Pourquoi faudrait-il engager de l’argent des contribuables pour financer les spéculations erronées et la mentalité de casino des banques? Tomber en faillite est certainement douloureux pour certaines banques et aura certes des conséquences considérables au niveau de l’économie nationale. Mais qu’est-ce qui est le plus grave? L’effondrement des Etats européens ou celui de quelques banques surdimensionnées? Le réajustement des structures est un événement récurrent dans l’histoire de l’économie. L’industrie textile et l’industrie lourde ont dû passer par là, et un réajustement des structures agricoles sera même forcé au niveau politique. L’économie actuelle des banques et de la finance a dépassé son zénith et doit faire face à un processus d’affaissement. Plus vite ce fait sera accepté, et le véto exprimé contre le commerce autonome du monde financier, du FMI, de la BCE et de quelques représentants de gouvernements et d’autres directeurs à l’écoute de l’économie, plus vite pourra débuter une amélioration de la situation actuelle très menaçante.Les médicaments prescrits par le FMI et la BCE contre l’économie des dettes n’est rien d’autre qu’une lutte contre les symptômes avec des suites tardives incontrôlables. Payer des dettes avec d’autres dettes est une entreprise hasardeuse qui risque bien d’entraîner les économies nationales plus ou moins saines dans le gouffre. Ne faut-il pas préférer la fin de la frayeur à la frayeur sans fin? Autrement dit: pourquoi ne pas accepter une mise en faillite organisée des «économies nationales et des banques malades»? Le plan de sauvetage de l’euro va dans la fausse direction. Il va saigner l’Europe à blanc sans aucune chance de pouvoir résoudre la misère financière et économique. Là-contre, les banques continuent de laver leurs «prêts toxiques» en cédant les risques aux citoyens des pays de la zone euro. C’est uniquement par la souveraineté nationale, l’auto-responsabilité et l’utilisation des connaissances économiques avérées qu’on trouvera – même si c’est douloureux – une issue à la crise financière et économique des divers Etats nationaux autonomes.

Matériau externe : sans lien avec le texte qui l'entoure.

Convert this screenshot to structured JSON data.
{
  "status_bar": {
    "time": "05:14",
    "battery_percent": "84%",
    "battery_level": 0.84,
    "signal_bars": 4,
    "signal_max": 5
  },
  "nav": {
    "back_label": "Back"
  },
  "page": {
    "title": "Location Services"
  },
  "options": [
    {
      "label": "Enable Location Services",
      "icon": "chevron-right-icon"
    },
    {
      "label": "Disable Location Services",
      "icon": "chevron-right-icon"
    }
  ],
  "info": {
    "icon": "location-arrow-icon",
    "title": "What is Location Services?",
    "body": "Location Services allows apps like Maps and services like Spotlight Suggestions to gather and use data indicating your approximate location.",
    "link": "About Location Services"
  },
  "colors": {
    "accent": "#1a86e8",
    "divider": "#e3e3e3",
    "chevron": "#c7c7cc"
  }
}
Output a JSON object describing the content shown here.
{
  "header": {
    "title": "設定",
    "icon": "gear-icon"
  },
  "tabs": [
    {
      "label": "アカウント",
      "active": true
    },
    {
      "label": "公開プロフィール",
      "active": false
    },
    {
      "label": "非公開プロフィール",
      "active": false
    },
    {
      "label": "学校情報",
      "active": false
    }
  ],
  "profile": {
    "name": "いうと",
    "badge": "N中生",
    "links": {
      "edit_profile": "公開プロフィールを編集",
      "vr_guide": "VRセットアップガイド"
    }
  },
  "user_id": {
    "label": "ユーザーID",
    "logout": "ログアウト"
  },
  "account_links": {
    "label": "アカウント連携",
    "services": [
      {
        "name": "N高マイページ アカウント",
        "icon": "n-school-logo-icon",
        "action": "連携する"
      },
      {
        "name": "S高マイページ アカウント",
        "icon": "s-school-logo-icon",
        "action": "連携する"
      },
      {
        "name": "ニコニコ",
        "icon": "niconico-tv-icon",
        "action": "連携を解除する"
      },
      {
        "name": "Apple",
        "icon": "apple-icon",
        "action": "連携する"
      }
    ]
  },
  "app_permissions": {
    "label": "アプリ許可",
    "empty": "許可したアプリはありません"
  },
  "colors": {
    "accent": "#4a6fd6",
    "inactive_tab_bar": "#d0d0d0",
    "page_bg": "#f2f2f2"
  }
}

Le temps est venu d’opposer un refus univoque au dictat uniforme et néolibéral d’Outre-Atlantique, de l’UE et du FMI. Avec leurs théories et mesures prises (marchés sans limites, mise en marche de la planche à billets), ils ont agi comme l’apprenti-sorcier qui a oublié sa baguette et son dicton, et qui a ainsi perdu tout contrôle des évènements.